Let's consider the dataset of House prices from this example.
I have the entire dataset stored in the housing
variable:
housing.shape
(20640, 10)
I also have done a OneHotEncoder encoding of one dimensions and get housing_cat_1hot
, so
housing_cat_1hot.toarray().shape
(20640, 5)
My target is to join the two variables and store everything in just one dataset.
I have tried the Join with index tutorial but the problem is that the second matrix haven't any index.

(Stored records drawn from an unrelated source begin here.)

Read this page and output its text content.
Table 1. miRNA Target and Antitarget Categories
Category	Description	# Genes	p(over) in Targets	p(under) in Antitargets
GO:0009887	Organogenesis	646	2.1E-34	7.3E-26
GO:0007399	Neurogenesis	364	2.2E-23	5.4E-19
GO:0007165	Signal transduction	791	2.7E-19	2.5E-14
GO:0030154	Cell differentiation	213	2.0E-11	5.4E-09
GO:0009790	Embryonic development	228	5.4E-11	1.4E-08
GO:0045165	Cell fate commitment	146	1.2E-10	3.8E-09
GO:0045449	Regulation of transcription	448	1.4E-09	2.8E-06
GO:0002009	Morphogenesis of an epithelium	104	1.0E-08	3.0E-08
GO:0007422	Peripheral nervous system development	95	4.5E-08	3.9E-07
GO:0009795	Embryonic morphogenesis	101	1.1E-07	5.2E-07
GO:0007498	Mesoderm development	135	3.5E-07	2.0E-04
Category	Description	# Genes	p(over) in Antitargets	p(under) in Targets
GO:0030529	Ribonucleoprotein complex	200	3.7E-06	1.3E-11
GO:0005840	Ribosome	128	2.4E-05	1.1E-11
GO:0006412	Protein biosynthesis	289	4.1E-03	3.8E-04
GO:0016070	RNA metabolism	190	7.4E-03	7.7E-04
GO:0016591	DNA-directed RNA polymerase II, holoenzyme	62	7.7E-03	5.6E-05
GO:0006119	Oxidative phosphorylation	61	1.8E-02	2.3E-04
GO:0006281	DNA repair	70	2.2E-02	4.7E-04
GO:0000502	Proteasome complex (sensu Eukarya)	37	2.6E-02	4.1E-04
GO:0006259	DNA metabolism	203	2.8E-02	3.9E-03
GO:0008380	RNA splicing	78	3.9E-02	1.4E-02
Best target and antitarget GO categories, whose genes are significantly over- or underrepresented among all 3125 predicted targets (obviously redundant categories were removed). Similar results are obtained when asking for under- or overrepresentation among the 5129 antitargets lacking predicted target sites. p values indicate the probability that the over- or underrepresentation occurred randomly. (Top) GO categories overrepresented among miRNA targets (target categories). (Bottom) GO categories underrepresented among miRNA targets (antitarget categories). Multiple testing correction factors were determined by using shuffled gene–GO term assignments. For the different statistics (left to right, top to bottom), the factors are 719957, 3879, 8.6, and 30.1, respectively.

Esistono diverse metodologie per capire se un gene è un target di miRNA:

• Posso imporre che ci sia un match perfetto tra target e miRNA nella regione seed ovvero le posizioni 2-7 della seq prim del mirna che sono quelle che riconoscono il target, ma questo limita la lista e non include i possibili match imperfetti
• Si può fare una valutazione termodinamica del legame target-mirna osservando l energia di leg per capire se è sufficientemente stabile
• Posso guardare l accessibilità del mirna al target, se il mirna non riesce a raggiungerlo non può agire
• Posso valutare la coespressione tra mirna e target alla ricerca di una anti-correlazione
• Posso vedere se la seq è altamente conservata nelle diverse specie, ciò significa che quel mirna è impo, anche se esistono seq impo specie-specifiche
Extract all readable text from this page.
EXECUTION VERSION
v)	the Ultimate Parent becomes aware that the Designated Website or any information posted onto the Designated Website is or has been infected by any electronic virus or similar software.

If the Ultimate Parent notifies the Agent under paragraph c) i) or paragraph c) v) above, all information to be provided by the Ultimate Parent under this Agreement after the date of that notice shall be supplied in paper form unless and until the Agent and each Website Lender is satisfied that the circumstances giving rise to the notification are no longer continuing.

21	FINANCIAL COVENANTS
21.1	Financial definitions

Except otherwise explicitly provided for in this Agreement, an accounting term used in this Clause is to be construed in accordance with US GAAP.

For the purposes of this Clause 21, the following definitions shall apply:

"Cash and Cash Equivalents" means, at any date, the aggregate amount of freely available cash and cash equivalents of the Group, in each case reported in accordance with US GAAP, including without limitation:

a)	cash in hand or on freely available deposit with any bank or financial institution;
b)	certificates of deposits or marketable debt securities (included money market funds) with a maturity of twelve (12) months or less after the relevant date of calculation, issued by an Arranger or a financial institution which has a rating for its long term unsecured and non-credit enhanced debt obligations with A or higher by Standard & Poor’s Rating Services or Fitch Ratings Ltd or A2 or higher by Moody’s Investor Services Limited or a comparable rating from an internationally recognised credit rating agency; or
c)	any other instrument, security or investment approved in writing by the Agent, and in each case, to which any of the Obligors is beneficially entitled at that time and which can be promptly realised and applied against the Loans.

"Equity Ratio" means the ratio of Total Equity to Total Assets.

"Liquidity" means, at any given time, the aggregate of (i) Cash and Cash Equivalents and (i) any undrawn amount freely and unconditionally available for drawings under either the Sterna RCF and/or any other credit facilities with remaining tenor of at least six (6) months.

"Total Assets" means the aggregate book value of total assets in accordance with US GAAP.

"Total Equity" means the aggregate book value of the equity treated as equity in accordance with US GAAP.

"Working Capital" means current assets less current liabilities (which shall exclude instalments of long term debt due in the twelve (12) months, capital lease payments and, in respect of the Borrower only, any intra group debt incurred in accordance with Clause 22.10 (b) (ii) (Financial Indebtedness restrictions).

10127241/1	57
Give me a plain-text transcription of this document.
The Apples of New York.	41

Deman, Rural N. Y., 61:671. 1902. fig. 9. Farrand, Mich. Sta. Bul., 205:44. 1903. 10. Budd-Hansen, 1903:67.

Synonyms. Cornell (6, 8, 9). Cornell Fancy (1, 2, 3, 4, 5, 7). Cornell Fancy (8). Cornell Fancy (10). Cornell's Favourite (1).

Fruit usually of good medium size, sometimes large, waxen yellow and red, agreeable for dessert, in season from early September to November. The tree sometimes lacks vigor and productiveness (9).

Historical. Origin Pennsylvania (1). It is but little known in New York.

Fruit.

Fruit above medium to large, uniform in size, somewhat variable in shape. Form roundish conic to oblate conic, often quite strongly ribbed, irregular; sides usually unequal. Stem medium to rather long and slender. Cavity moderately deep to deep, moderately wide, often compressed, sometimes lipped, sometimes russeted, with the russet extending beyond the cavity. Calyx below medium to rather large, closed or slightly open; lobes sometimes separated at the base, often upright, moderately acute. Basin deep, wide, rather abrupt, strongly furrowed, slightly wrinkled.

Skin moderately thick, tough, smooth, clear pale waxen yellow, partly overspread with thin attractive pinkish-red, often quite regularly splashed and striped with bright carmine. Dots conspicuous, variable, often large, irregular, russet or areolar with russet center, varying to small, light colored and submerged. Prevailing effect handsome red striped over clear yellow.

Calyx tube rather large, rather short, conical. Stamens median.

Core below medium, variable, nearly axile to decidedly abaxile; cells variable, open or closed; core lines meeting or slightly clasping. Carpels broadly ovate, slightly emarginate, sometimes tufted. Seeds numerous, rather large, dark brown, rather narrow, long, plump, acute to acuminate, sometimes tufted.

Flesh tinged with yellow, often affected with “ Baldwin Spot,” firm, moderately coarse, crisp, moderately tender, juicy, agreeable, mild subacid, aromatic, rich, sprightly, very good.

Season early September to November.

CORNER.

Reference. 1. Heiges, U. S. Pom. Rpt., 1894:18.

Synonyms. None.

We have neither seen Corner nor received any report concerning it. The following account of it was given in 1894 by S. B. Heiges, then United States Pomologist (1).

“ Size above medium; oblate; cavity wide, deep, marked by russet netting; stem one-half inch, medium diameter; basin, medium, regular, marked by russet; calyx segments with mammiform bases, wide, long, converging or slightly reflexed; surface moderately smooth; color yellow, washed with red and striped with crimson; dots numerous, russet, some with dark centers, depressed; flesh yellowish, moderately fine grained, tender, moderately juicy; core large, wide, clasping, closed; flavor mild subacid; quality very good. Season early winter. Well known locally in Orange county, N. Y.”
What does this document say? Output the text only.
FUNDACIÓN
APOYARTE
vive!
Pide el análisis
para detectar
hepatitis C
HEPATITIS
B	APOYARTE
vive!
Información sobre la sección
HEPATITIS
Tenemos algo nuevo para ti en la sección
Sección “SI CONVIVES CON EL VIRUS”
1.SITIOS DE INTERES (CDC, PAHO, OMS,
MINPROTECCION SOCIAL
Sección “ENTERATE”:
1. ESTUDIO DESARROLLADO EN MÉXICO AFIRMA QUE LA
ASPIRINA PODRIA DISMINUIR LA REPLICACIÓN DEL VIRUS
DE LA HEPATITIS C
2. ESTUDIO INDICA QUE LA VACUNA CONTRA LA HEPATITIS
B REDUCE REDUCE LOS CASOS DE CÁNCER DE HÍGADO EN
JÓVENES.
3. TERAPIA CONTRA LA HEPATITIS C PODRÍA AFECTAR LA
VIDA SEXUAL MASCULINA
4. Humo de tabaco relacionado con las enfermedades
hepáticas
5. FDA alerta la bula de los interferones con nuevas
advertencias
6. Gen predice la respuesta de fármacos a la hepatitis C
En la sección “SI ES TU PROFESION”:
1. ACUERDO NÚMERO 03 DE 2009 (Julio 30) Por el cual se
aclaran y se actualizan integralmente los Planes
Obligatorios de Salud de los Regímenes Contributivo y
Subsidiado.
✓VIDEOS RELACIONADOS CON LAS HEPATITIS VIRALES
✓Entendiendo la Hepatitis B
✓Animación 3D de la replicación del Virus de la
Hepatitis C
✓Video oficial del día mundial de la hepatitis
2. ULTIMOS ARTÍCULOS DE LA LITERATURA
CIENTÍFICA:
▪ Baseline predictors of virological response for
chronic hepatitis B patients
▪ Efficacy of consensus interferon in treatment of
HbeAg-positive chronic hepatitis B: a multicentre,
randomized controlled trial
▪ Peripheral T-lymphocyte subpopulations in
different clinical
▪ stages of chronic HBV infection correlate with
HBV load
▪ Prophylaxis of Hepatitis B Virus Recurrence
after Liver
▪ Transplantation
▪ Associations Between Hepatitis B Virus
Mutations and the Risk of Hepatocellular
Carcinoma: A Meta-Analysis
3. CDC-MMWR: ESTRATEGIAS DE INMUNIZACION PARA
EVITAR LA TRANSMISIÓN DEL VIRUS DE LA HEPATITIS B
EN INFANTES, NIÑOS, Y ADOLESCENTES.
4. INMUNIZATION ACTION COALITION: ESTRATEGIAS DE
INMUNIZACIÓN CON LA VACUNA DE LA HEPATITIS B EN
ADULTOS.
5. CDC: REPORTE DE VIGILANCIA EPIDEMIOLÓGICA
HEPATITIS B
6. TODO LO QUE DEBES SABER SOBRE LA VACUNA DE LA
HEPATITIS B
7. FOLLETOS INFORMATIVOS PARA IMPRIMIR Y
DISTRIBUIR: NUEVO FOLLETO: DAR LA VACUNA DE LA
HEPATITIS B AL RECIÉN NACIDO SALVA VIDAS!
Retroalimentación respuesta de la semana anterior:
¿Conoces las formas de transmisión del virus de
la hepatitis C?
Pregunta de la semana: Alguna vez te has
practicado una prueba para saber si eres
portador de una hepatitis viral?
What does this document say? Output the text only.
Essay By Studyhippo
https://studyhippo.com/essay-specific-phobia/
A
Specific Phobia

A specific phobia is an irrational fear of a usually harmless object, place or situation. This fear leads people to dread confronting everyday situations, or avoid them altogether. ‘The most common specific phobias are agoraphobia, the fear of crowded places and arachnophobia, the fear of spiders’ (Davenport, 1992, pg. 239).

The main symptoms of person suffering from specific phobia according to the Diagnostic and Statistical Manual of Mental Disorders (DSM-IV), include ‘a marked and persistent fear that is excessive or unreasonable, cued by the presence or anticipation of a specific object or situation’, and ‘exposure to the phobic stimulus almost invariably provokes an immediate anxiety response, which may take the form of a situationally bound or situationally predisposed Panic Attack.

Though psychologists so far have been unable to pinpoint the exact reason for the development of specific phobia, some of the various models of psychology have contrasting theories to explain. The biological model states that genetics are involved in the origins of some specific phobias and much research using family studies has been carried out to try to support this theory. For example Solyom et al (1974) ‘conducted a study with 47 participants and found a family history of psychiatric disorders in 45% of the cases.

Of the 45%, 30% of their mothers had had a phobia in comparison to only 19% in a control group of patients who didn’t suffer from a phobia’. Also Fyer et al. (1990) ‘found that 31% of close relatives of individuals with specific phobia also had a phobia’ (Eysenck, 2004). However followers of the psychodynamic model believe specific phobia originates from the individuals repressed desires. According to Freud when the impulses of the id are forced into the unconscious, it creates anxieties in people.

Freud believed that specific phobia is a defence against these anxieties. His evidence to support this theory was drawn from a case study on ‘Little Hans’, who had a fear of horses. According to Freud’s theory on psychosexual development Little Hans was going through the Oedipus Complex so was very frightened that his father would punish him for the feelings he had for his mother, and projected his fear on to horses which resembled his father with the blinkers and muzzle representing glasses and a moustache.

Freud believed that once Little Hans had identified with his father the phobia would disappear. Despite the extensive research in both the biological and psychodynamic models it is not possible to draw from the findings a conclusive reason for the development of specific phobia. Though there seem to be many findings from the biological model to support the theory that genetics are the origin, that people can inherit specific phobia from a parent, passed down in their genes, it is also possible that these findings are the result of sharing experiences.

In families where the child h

How can I do a JOIN between housing
and housing_cat_1hot
?
>>> left=housing
>>> right=housing_cat_1hot.toarray()
>>> result = left.join(right)
Traceback (most recent call last): File "", line 1, in result = left.join(right) File "/usr/local/Cellar/python3/3.6.3/Frameworks/Python.framework/Versions/3.6/lib/python3.6/pandas/core/frame.py", line 5293, in join rsuffix=rsuffix, sort=sort) File "/usr/local/Cellar/python3/3.6.3/Frameworks/Python.framework/Versions/3.6/lib/python3.6/pandas/core/frame.py", line 5323, in _join_compat can_concat = all(df.index.is_unique for df in frames) File "/usr/local/Cellar/python3/3.6.3/Frameworks/Python.framework/Versions/3.6/lib/python3.6/pandas/core/frame.py", line 5323, in can_concat = all(df.index.is_unique for df in frames) AttributeError: 'numpy.ndarray' object has no attribute 'index'
left.join(housing_cat_1hot)
is all you need – Bharath